Yup, just what's I think, most dev will be forcing the other dev(that might not care about security) to improve the security, and Windows XP is getting cracked down for Win XP user, they will be leaving with a security issues, and so did the Gov.
(Fun fact, Malaysia gov webpage that contain personal information is just HTTP+IP address link...)
Just tested Process Lasso installer, and also the SHA2 only installer, no SmartScreen pop out now, so it is "safe" (for Bitsum) now.
And interesting, I just running a SHA1 signed installer on Windows 7, but no SmartScreen pop out, maybe it is disabled by some software...
I may need to check for it tomorrow..
(BTW, the password is wrong and I just guessed it right, but I will let the other user to guess the right password, it's just need some "backspace" to found it.)
----A little Off-topic
For security reason, I tested how's the extract tools will do to the "downloaded from Internet" files that label by browser, did they will label extracted files or not.

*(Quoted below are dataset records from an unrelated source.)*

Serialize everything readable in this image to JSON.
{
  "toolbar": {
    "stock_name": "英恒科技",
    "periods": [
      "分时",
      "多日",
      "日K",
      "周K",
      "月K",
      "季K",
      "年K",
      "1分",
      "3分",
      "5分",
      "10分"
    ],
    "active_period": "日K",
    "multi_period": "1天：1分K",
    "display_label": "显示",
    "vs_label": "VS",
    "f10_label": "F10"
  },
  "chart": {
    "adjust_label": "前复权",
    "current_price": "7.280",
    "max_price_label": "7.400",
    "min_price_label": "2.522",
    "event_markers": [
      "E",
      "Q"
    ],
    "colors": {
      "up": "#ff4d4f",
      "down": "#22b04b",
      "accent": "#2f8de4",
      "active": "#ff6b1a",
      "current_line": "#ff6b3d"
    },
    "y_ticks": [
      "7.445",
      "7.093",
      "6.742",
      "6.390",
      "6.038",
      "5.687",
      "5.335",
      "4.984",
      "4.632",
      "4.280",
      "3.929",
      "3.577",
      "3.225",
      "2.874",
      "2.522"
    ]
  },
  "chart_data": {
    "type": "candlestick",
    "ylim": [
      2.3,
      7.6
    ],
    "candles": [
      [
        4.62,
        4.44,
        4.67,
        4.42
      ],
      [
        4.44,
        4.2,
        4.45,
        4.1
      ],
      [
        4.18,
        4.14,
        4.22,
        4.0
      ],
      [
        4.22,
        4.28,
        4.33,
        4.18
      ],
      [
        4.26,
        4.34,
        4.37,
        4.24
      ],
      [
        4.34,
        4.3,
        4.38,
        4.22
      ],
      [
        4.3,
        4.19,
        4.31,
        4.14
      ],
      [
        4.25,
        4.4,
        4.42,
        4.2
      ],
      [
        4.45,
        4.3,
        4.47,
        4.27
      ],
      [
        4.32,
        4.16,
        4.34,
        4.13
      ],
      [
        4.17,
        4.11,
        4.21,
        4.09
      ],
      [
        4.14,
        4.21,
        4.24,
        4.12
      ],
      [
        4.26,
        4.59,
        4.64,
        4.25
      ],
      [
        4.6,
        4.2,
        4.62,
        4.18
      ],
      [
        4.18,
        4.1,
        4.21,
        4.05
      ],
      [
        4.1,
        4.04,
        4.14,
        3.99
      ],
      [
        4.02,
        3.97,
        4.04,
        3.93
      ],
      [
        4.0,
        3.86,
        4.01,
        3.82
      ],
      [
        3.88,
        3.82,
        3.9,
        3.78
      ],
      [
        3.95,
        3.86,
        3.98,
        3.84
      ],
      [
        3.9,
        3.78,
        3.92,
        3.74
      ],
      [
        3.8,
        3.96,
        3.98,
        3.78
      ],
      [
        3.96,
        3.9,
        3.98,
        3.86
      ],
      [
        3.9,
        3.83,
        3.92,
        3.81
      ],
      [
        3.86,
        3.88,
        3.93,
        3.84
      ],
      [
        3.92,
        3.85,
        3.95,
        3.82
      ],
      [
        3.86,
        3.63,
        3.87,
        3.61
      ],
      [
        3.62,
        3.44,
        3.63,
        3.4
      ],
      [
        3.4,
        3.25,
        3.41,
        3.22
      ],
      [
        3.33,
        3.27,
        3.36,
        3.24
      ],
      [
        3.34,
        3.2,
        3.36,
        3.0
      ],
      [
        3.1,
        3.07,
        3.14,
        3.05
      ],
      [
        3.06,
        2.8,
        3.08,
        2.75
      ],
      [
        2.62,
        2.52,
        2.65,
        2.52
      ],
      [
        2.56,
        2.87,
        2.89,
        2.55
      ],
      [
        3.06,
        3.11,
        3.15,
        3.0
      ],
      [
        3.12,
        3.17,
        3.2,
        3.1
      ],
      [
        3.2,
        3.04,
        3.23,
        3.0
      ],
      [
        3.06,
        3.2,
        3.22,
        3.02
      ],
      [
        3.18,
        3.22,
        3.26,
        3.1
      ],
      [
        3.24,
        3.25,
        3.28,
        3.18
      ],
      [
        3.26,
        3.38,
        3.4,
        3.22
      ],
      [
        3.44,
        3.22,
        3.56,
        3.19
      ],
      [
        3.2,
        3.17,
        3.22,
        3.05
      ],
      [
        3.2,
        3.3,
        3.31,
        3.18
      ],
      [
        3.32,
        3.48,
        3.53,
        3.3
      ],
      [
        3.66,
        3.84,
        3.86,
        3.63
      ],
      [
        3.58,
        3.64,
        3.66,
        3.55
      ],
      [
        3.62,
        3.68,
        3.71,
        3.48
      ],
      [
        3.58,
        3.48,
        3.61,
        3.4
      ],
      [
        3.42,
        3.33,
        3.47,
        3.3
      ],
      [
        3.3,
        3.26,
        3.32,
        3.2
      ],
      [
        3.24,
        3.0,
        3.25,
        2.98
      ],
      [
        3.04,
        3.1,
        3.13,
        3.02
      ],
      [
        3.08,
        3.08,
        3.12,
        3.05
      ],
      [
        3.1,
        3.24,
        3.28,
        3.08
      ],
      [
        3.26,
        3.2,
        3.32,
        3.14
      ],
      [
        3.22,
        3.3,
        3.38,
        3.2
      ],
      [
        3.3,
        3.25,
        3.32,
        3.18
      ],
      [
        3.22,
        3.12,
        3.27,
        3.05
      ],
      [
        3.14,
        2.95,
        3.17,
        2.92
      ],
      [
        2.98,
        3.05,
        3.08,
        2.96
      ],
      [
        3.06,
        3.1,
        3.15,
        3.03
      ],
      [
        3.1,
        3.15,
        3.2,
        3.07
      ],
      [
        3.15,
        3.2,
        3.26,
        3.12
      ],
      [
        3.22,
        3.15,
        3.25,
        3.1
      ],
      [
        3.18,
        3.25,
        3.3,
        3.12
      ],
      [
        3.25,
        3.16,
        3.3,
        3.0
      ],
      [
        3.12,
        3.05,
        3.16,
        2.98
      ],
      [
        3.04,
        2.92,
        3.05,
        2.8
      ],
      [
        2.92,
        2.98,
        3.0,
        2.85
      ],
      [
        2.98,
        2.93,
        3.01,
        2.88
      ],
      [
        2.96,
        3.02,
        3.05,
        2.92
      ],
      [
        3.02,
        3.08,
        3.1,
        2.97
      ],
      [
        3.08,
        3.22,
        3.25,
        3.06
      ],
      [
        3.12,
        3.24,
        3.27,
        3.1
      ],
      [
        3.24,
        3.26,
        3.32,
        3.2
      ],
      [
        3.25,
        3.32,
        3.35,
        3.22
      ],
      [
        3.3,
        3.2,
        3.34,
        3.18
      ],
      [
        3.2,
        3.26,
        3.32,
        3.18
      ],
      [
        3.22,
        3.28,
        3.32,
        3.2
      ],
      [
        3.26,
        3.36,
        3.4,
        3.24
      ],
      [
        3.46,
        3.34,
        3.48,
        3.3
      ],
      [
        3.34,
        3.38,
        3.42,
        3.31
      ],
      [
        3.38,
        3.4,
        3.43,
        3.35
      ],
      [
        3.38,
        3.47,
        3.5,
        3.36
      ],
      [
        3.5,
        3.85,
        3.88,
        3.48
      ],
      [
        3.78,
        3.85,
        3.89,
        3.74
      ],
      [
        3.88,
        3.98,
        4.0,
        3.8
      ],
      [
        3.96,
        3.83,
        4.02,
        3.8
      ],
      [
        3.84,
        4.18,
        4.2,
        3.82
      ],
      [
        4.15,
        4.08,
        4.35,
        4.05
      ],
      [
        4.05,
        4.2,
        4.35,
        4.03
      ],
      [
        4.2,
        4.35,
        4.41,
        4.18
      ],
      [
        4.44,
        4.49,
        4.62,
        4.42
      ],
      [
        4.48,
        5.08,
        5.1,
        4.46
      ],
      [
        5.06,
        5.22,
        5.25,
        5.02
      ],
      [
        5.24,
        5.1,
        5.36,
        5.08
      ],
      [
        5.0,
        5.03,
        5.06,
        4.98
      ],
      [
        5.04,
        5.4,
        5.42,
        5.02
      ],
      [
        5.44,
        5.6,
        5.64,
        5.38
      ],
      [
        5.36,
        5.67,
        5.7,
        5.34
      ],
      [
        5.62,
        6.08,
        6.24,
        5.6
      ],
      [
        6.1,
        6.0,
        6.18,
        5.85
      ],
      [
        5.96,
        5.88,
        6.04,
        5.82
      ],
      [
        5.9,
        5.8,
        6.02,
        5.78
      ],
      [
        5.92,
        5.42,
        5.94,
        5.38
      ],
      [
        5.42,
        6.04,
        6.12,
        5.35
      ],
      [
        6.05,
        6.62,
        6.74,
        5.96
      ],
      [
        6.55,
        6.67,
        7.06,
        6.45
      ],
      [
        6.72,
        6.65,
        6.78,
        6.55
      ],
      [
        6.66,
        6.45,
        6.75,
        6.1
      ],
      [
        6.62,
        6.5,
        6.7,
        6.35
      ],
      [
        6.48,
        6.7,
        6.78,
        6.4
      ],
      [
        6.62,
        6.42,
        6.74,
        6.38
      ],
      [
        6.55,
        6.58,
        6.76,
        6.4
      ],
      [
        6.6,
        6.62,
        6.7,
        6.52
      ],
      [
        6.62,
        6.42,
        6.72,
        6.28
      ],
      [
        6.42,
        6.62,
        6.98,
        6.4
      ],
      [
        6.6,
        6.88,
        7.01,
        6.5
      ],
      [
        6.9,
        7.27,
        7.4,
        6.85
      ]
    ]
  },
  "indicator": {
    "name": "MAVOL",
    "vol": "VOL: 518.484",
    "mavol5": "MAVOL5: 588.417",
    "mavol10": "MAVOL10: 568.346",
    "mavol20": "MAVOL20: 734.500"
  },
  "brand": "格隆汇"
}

Windows File Explorer - Pass
WinRaR - Pass
2345好压 - Failed
So as you can see, any software that focus on adware function will not take care some little security on the files, even they did provided scanning engine that will scan the files before extract/run it.
This is caused by users asking for FEATURE!!! that can be seen, not small (security) detail that can't be feel, it also shown how's meticulous the devs are.
It will also be interesting for Antivirus, did they will look on this label or not, and doing some "heavy" scanning on the downloaded files.
Anyways, case closed, and Windows XP should be saying goodbye for next year.
Just kidding, big company will still be supporting SHA1 for XP users, and increase danger for most modern Windows user.
This Chicken & Egg, or that Chicken & Egg? (compare with forcing user to use up-to-dated Windows with modern security supported, but reduced software compatibility)? https://blog.cloudflare.com/sha-1-deprecation-no-browser-left-behind/http://arstechnica.com/security/2015/12/sha1-sunset-will-block-millions-from-encrypted-net-facebook-warns/
Maybe blocking their SHA1 cert is a good idea, before browser start blocking them next years.